Im Alten Testament sind uns die Worte eines Mannes überliefert, von dem wir sonst nicht viel wissen. Dieser Mann hieß Agur, und er bat Gott um Folgendes:

Lass mich weder arm noch reich sein! Gib mir nur, was ich zum Leben brauche! Spr 30,8

Auf den ersten Blick geht es in diesem Gebet um das Mittelmaß. Es geht aber um mehr, es geht um Zufriedenheit. Agur scheint sich selbst gut zu kennen. Vielleicht hat er aber auch bei seiner Familie oder seinen Freunden gesehen, was passieren kann, wenn Menschen zu viel haben oder wollen. Wer zu viel will übersieht die vielen schönen Kleinigkeiten, die Gott für uns bereithält. Wer zu viel will handelt irgendwann vielleicht nicht mehr anständig. Und wer zu viel will ist ständig unzufrieden, weil das was man hat nie reicht.
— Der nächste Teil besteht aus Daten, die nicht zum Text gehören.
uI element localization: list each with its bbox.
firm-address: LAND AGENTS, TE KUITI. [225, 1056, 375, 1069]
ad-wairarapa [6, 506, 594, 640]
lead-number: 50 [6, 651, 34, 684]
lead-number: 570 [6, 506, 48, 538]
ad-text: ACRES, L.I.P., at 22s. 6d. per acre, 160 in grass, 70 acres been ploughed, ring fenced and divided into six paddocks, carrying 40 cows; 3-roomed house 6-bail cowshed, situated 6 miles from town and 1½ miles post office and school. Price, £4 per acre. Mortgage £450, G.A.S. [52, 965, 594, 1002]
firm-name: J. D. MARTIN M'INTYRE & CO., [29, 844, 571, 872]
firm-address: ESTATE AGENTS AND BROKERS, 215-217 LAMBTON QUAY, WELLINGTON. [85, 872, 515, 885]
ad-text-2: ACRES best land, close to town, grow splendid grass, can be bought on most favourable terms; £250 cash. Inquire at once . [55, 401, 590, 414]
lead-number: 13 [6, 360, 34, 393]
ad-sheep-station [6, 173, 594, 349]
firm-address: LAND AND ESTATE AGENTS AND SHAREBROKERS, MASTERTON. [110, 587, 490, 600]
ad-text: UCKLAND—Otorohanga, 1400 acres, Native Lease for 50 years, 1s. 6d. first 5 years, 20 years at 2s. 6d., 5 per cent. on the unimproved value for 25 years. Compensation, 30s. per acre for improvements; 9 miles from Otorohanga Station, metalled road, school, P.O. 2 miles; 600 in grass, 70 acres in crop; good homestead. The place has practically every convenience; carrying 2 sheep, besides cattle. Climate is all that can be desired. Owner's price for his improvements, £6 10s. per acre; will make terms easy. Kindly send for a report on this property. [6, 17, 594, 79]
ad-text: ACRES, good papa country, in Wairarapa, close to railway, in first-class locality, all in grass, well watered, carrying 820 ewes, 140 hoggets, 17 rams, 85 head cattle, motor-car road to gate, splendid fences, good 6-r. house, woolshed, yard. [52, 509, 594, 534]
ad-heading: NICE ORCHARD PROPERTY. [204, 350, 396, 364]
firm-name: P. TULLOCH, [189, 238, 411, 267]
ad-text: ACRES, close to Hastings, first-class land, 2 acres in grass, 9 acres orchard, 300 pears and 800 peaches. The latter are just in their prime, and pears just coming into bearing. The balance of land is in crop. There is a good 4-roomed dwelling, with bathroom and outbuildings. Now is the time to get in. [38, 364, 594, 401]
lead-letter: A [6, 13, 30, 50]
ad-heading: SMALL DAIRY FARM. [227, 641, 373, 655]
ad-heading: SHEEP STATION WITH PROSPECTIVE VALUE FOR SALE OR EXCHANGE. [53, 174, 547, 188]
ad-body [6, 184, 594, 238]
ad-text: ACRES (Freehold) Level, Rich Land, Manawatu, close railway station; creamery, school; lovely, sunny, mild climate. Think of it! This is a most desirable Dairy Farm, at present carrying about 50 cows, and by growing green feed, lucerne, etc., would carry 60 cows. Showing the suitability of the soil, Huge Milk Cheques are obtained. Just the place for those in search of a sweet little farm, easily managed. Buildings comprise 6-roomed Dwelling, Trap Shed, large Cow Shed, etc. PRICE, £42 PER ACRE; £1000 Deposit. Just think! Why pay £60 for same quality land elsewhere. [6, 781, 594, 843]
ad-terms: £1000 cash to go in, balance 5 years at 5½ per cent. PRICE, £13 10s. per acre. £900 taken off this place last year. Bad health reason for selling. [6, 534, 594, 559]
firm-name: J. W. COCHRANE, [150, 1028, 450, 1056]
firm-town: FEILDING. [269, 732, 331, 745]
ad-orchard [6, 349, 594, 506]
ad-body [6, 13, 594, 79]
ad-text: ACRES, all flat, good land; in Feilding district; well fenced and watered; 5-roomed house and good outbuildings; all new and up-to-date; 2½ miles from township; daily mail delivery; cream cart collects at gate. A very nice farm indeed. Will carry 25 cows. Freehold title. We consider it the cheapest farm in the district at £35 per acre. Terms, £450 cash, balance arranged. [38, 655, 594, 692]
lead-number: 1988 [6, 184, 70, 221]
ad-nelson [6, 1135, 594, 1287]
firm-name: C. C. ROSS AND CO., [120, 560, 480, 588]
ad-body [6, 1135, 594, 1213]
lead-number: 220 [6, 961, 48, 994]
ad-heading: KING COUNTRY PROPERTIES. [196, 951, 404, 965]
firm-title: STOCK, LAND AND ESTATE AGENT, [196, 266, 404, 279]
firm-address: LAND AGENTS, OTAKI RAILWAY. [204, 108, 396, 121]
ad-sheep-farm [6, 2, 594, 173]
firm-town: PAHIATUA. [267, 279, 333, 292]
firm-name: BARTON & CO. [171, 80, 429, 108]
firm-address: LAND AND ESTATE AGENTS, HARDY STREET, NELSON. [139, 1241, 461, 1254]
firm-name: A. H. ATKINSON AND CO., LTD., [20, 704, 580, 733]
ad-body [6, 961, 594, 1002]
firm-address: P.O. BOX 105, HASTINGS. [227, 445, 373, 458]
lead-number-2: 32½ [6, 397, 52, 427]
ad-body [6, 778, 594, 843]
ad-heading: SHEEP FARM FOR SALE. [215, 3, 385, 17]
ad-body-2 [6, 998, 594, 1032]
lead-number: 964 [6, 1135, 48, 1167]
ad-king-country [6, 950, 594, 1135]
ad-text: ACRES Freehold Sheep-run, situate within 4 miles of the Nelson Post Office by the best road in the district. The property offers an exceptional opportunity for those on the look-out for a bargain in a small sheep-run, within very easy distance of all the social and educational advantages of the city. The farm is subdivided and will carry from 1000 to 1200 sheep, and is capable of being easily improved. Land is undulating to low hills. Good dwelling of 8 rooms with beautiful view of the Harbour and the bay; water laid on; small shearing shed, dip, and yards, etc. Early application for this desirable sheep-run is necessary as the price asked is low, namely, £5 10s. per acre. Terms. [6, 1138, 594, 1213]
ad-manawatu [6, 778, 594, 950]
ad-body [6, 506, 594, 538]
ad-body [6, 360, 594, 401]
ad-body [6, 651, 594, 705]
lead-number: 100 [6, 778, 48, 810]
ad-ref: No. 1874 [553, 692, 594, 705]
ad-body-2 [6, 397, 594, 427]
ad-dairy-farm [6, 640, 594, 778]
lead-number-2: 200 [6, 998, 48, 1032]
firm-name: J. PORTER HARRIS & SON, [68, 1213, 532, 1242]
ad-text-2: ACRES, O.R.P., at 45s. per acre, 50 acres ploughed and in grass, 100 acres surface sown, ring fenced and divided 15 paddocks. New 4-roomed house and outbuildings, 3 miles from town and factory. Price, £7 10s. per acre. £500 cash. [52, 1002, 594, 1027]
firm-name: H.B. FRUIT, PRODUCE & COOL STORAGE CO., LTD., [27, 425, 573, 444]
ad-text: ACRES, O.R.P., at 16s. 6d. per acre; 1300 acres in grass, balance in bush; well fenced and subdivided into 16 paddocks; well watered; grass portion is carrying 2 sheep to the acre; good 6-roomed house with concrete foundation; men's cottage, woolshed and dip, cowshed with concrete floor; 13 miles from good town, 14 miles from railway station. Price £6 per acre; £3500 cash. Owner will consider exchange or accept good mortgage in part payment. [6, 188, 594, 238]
Es gibt aber auch das Gegenteil vom zu viel, das zu wenig. Genauso wie es auch nicht nur die dicken Erdbeeren gibt, sondern auch die vertrockneten. Wer zu zu wenig hat wird genauso unzufrieden. Wer zu wenig hat ist genauso abgelenkt, weil sich alles nur noch um den Mangel oder den Unterschied zu anderen dreht.
Agurs Gebet ist ein gesunder Einspruch zu dem Motto “größer, schneller, weiter“ unserer Tage. Manchmal ist das Mittelmaß göttliche Gnade an uns. Du musst nicht der oder die Beste in irgendeinem Bereich sein. Du musst dich nicht mit anderen vergleichen, da Gott dich ganz individuell mit deinen Begabungen, deinen Stärken und Schwächen geschaffen hat. Jeder einzelne Mensch ist dadurch etwas Besonderes und nicht durch irgendwelche Superlative.
Während ich so weiterpflücke fällt mir ein, dass ich ohnehin mal gehört habe, dass die großen Erdbeeren nicht unbedingt die besten sein sollen. Die mittleren sollen viel mehr Aroma haben.